There’s no showing off at Hix – they know they’ve got the goods and just go about doing their thing.
The décor is all quite understated. The space feels like an old butcher’s with tiled walls, metal ceiling fans and meat hooks on display like artwork.
The tables are covered with simple white butcher’s paper and there’s a lot of dark wood elsewhere. Nothing distracts guests from Mark Hix’s brilliant all-British offerings.
Start with cocktails made from homegrown UK liquors; the in-house mixologists offer local twists on international favourites and have made up a few of their own concoctions for good measure.
The Martinez is an instant classic with Tanqueray gin, Martini rubino sweet vermouth, maraschino, bitters and orange zest. But we fell in love with Hix’s wines.
The hosts have curated a stellar list of wines from all over the world which don’t all carry too hefty a price tag. But Hix Oyster & Chop House is a place to splurge.

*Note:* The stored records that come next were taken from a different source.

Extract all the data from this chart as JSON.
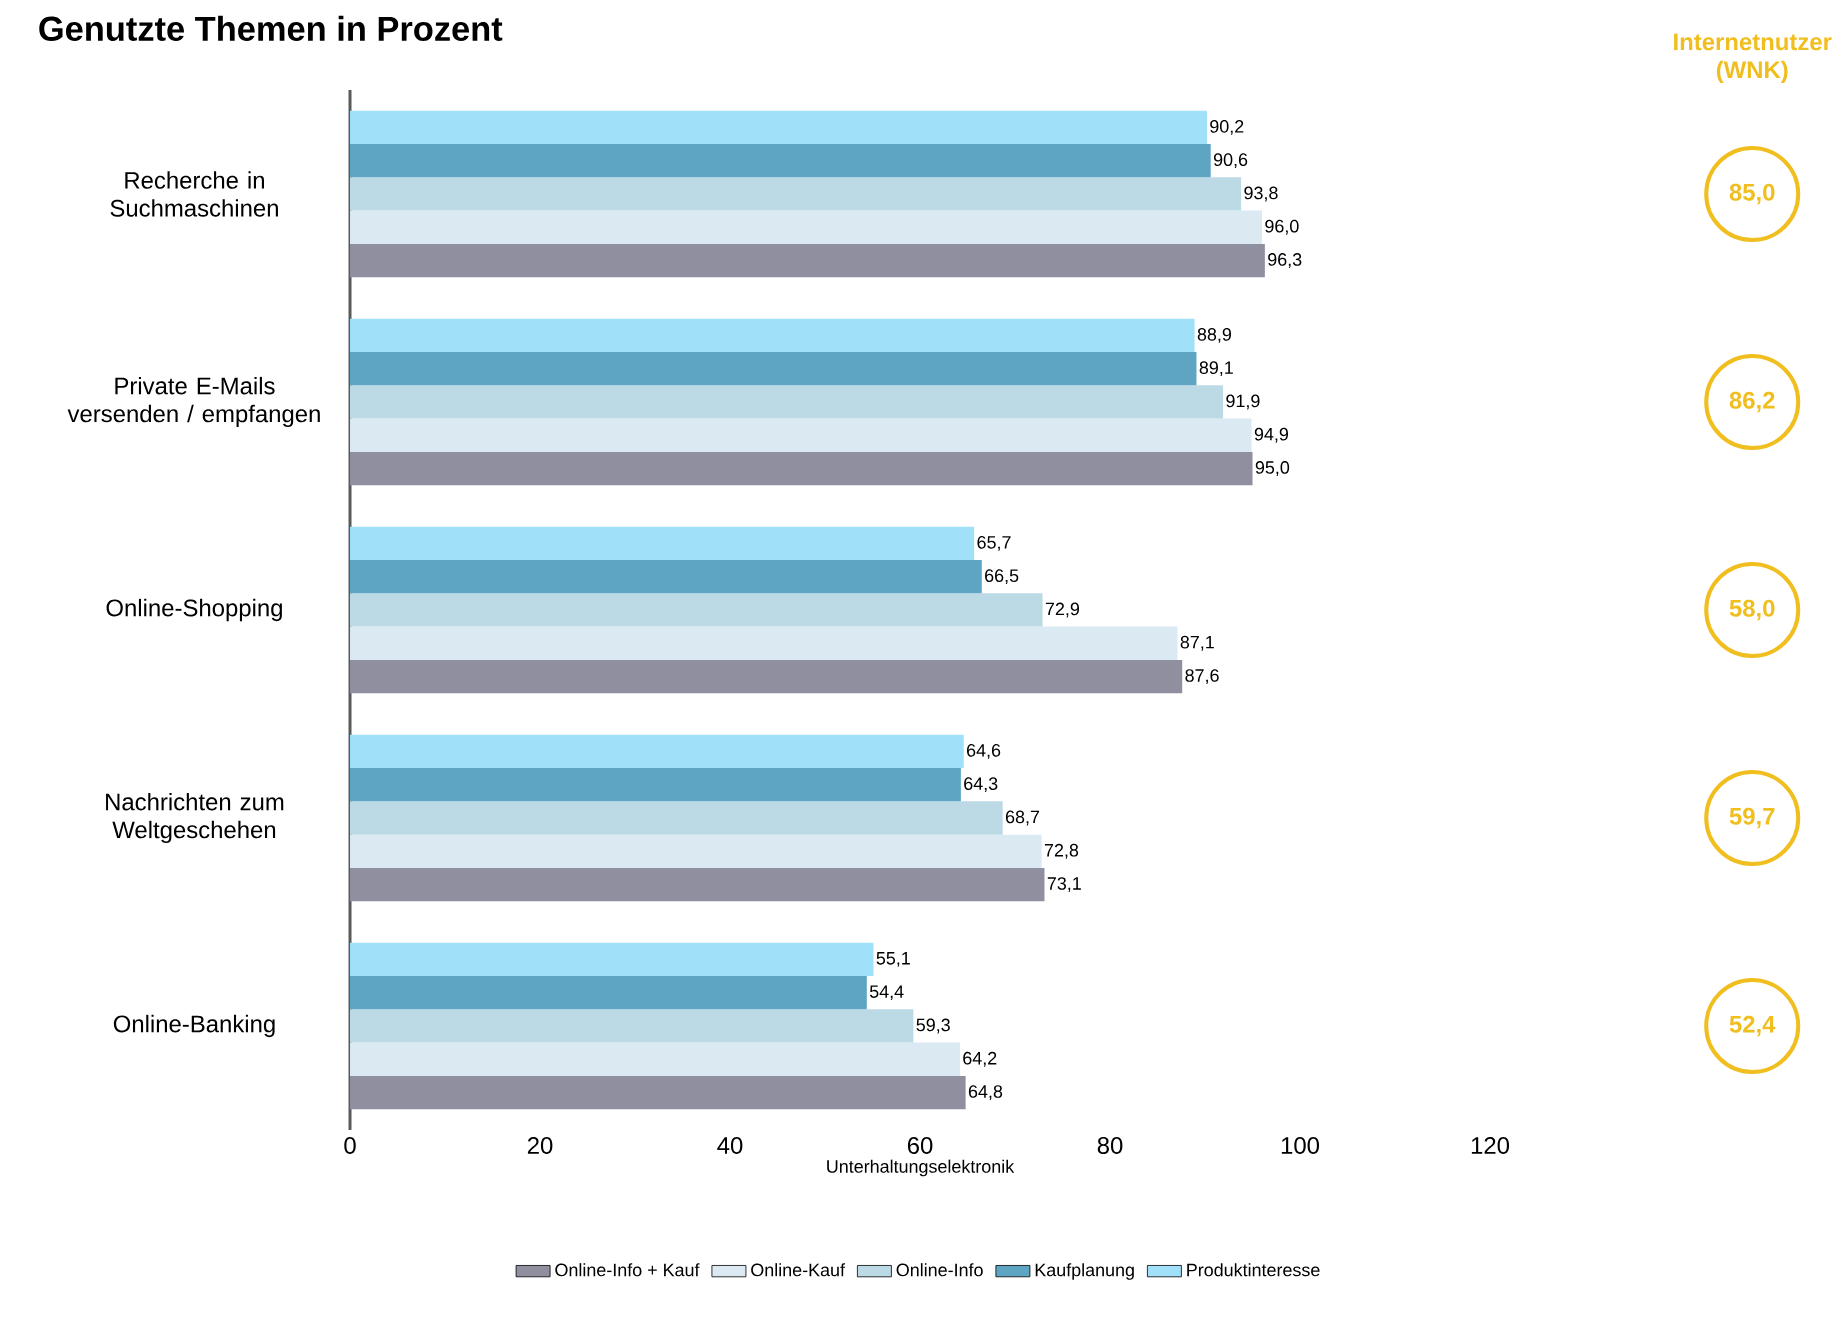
{
  "chart_data": {
    "type": "bar",
    "orientation": "horizontal",
    "title": "Genutzte Themen in Prozent",
    "xlabel": "Unterhaltungselektronik",
    "categories": [
      "Recherche in Suchmaschinen",
      "Private E-Mails versenden / empfangen",
      "Online-Shopping",
      "Nachrichten zum Weltgeschehen",
      "Online-Banking"
    ],
    "series": [
      {
        "name": "Online-Info + Kauf",
        "color": "#8f8f9f",
        "values": [
          96.3,
          95.0,
          87.6,
          73.1,
          64.8
        ],
        "value_labels": [
          "96,3",
          "95,0",
          "87,6",
          "73,1",
          "64,8"
        ]
      },
      {
        "name": "Online-Kauf",
        "color": "#dbe9f2",
        "values": [
          96.0,
          94.9,
          87.1,
          72.8,
          64.2
        ],
        "value_labels": [
          "96,0",
          "94,9",
          "87,1",
          "72,8",
          "64,2"
        ]
      },
      {
        "name": "Online-Info",
        "color": "#bcd9e6",
        "values": [
          93.8,
          91.9,
          72.9,
          68.7,
          59.3
        ],
        "value_labels": [
          "93,8",
          "91,9",
          "72,9",
          "68,7",
          "59,3"
        ]
      },
      {
        "name": "Kaufplanung",
        "color": "#5ea5c4",
        "values": [
          90.6,
          89.1,
          66.5,
          64.3,
          54.4
        ],
        "value_labels": [
          "90,6",
          "89,1",
          "66,5",
          "64,3",
          "54,4"
        ]
      },
      {
        "name": "Produktinteresse",
        "color": "#a0e0f8",
        "values": [
          90.2,
          88.9,
          65.7,
          64.6,
          55.1
        ],
        "value_labels": [
          "90,2",
          "88,9",
          "65,7",
          "64,6",
          "55,1"
        ]
      }
    ],
    "xlim": [
      0,
      120
    ],
    "xticks": [
      0,
      20,
      40,
      60,
      80,
      100,
      120
    ],
    "grid": false,
    "legend": "bottom",
    "annotations": [
      "Internetnutzer (WNK)",
      "85,0",
      "86,2",
      "58,0",
      "59,7",
      "52,4"
    ]
  }
}
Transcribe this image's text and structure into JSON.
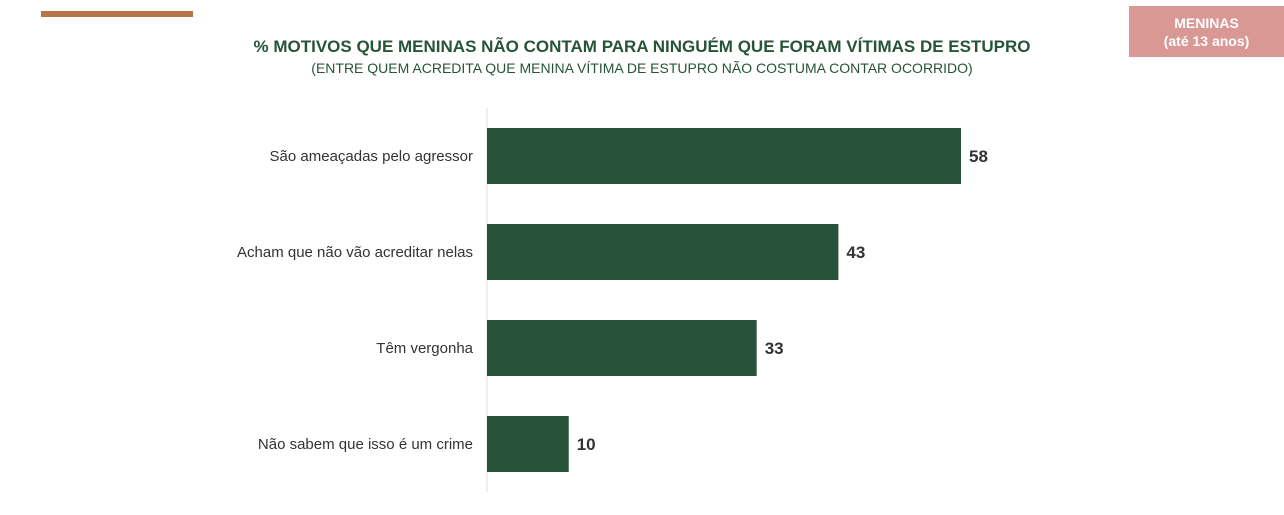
{
  "badge": {
    "line1": "MENINAS",
    "line2": "(até 13 anos)"
  },
  "chart_data": {
    "type": "bar",
    "orientation": "horizontal",
    "title": "% MOTIVOS QUE MENINAS NÃO CONTAM PARA NINGUÉM QUE FORAM VÍTIMAS DE ESTUPRO",
    "subtitle": "(ENTRE QUEM ACREDITA QUE MENINA VÍTIMA DE ESTUPRO NÃO COSTUMA CONTAR OCORRIDO)",
    "categories": [
      "São ameaçadas pelo agressor",
      "Acham que não vão acreditar nelas",
      "Têm vergonha",
      "Não sabem que isso é um crime"
    ],
    "values": [
      58,
      43,
      33,
      10
    ],
    "color": "#27533a",
    "xlim": [
      0,
      65
    ]
  }
}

Thumb through the long list, asking friendly staff for guidance, and settle on some whites to go with the oysters, full-bodied reds to match the meats, and a surprisingly good list of ports and dessert wines to finish things off. If you’re doing the night right, good wine is essential, and Hix has it sorted.
And do take your time with this menu – you can easily stretch the evening out for many hours, constantly grazing through the options.
Kick it off with a handful of oysters each. We recommend you get a mix of native oysters, which are succulently meaty, as well as some fresher tasting rock oysters.
Eat them whichever way you wish, sampling incredibly rich and flavourful soda bread with butter as you go. Move your way to starters, taking in locally-sourced crispy squid with fresh chillies and lemon. It’s simple and punchy, and somewhat reminiscent of Vietnamese street food.
The steak tartare topped with a raw egg yolk is the hero here. It’s a difficult dish to do right, but Mark Hix’s focus on sourcing great produce allows him to smash this one out of the park. The meat is divine, as are the little caper berries scattered throughout.
Meats then come in all shapes and sizes, and from an assortment of British-sourced animals. The signature dish, the oyster and chop steak, is a sure fire win. The fried oyster, topped with herby breadcrumbs, just cries out to be scoffed down in one swoop while the accompanying chop is coated in a fresh and punchy pesto and, of course, is perfectly cooked. This is a clear crowd pleaser.
And, like at Hix’s other restaurants, Tramshed and Hixter, each and every other meaty option is stellar. The enormous kilogram of Porterhouse is to be marvelled by all who are lucky enough to meets its gaze, while the simple lamb chop with sweet potatoes and herb sauce will make you drool.
Be sure to leave only bones behind – after all, you haven’t come here to count calories.
Finish with puddings, looking no further than the chocolate mousse with homemade honeycomb and the treacle tart with clotted cream. Neither of these are too sweet or too bitter. It’s all well balanced.
And that’s very much the theme at Hix Oyster & Chop House. They’re not trying to overwhelm diners with flavour nor show off with intricate plating and culinary finesse.